Another friend was diagnosed with COVID-19 today. The walls are closing in.

April 12, 2020

I couldn’t get out of bed again. My phone keeps ringing. Friends checking up on me. I’m too chicken shit to answer. I let it go to voicemail. Rinse and repeat.

Leave it to me to be 30 years old and still unable to get out of bed.
Leave it to me to be well into adulthood and still unable to manage friendships.
Leave it to me to be here feeling sorry for myself during a global pandemic.

I try to take myself out of my body. I close my eyes and picture a bird’s eye view of me lying in bed. Matted hair, unshaven legs, twisted sheets. Just someone going through a rough time. This is only temporary. It only feels permanent. You should be used to this by now. You feel better afterwards, remember?

Here's a photo I took of my ceiling.

April 13, 2020

I woke up feeling a little better, but I’m still too embarrassed to call people back.

This poem by Mary Oliver feels relevant right now.

April 14, 2020

I stepped outside for the first time in three days and took a night walk to the bodega. I smelled butter chicken and heard laughter from one of the windows. All is not lost.

April 15, 2020

Five more days left of this project. I wonder if documenting the past month has accomplished anything. Has it held me accountable in any way? Or has it exacerbated my fear that I would, in fact, lose my mind during quarantine?

All that matters is, I have yet to spend an entire week in bed.

April 16, 2020

The shelter-in-place order was extended until May 15 today. I try not to think about the days that I couldn’t get out of bed, and try to focus more on the days that I made photos and told someone I loved them.

April 17, 2020

A friend’s nephew committed suicide last night. I wonder if he lived alone, too. I went to the post office to take my mind off it. Here’s a snap I took on the way home.

April 18, 2020

I started another project today. A busy mind is a happy mind.

April 19, 2020

I think this is the point in the quarantine when I start to wonder how I’m going to come out of this. I’ve become accustomed—and dare I say it, comfortable—with the routine of waking up to a vast stretch of time not yet compartmentalized into tidy schedules. 

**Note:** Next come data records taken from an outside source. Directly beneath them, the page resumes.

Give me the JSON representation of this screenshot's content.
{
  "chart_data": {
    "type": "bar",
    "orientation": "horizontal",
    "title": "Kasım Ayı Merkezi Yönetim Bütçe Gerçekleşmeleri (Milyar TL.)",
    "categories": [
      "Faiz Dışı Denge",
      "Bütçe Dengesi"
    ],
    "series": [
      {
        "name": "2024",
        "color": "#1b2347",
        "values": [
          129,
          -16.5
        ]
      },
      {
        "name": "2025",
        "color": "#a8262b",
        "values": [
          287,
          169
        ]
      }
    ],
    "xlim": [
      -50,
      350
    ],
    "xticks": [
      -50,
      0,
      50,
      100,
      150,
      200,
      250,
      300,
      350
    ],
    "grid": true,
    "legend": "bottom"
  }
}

I worry that I won’t be able to go back to how things were.

April 20, 2020

Here’s to the last day of compulsive picture-taking and unbridled navel-gazing. I might even miss it.

Five days ago I asked myself: will this project accomplish anything, or is it just ritualized self indulgence? I’ve concluded that although it wasn’t the cure-all for my restless mind—nothing ever is, really—documenting the last month has allowed me to cohabitate with my thoughts. Not evade through self medication, or amplify through questionable life choices.

And you know what? I'm still here.

For the past month, I feared losing my mind. But days like today, I feel like I am finding it.